One balmy evening in May, Connor dropped by unannounced. Julia had been busy digging neglected flowerbeds all afternoon and was blotched with dirt and sweat. He said he was on his way to Hamilton to meet up with Chuck Hamer and some of his other smoke jumping buddies and since he was passing, he thought he would call by and say hello. He hoped she didn’t mind. Julia said she didn’t and apologized for looking such a wreck. He said he thought she looked just fine. Amy had gone down to the river to see if she could catch supper. She heard Connor’s voice and turned and waved and he waved back.
‘Would you like a beer?’ Julia said.
‘Sure, if you’re going to have one.’
She went inside to fetch them and while she was there tried to smarten herself up in the hallway mirror but decided she was beyond repair. She thought he might have gone down to the river to be with Amy but she found him waiting for her on the deck and they stood there, drinking their beers while the light mellowed around them.
‘I was trying to figure out what was different out here,’ he said. ‘You took down that old rope rail.’

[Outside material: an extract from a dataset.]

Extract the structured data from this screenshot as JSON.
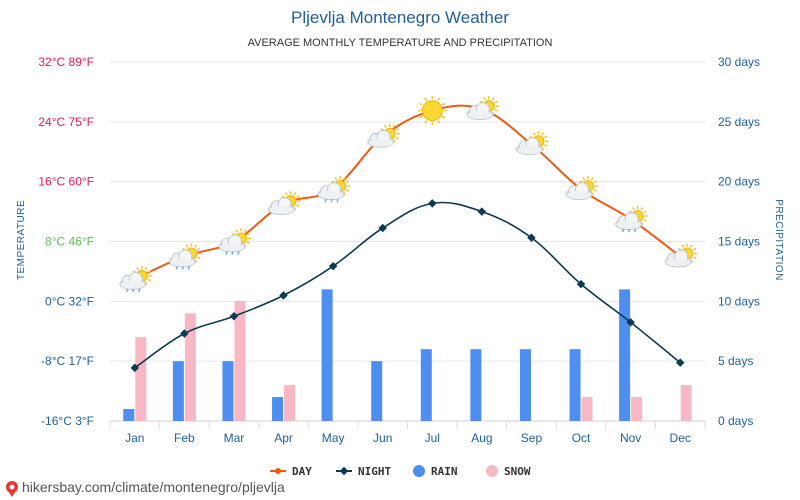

‘Oh, yeah, we did. Well, you know, it wasn’t really needed anymore.’
‘Opens the place up.’
‘It does. Gives us more space.’
He nodded and for a while neither of them said anything. How the conversation might have developed, she would never know, because at that moment, Amy hooked a fish and let out a whoop and they both went running down to the river to join her. She landed it with only a few words of guidance from Connor. It was a rainbow but too small to keep. Connor carefully unhooked the fly and lowered the fish gently into the water and they watched it linger for a moment as if it couldn’t believe it was free, then dart away in a flash of silver.
By early June, Amy seemed to have recovered most of her old zest and confidence. She started to sleep in her own room, though the first few times she came creeping back at the dead of night to Julia’s. At supper one evening she announced that the coming weekend her friend Molly was having a sleepover birthday party.
‘Is it okay if I go?’ she asked tentatively.
‘Is it “okay”? I think that’s terrific.’
‘You’re sure you don’t mind?’
‘Heck, I might even have a sleepover myself!’
‘With Connor?’
Julia gulped. She laughed too loudly and felt herself blushing.
‘Well, no, honey. That’s not what I meant. I just said it, you know, as a joke.’
‘It’s okay, you know. I don’t mind.’
Julia didn’t know where to look or what to say. Amy went on.
‘I mean, I thought we were all going to, like, live together.’
‘Is that what you want?’
‘Of course I do! I love him. He’s not my daddy but he is my father.’
That did it. Julia got up and went to her and they grabbed hold of each other, crying and laughing at the same time. Still hugging her, Amy went on.
‘You love him too. I know you do by the way you look at him.’
‘Do I? I mean, do you?’
‘Yes. And he looks at you the same way.’
‘Does he?’
Amy disengaged from Julia’s arms and sniffed and wiped her tears away.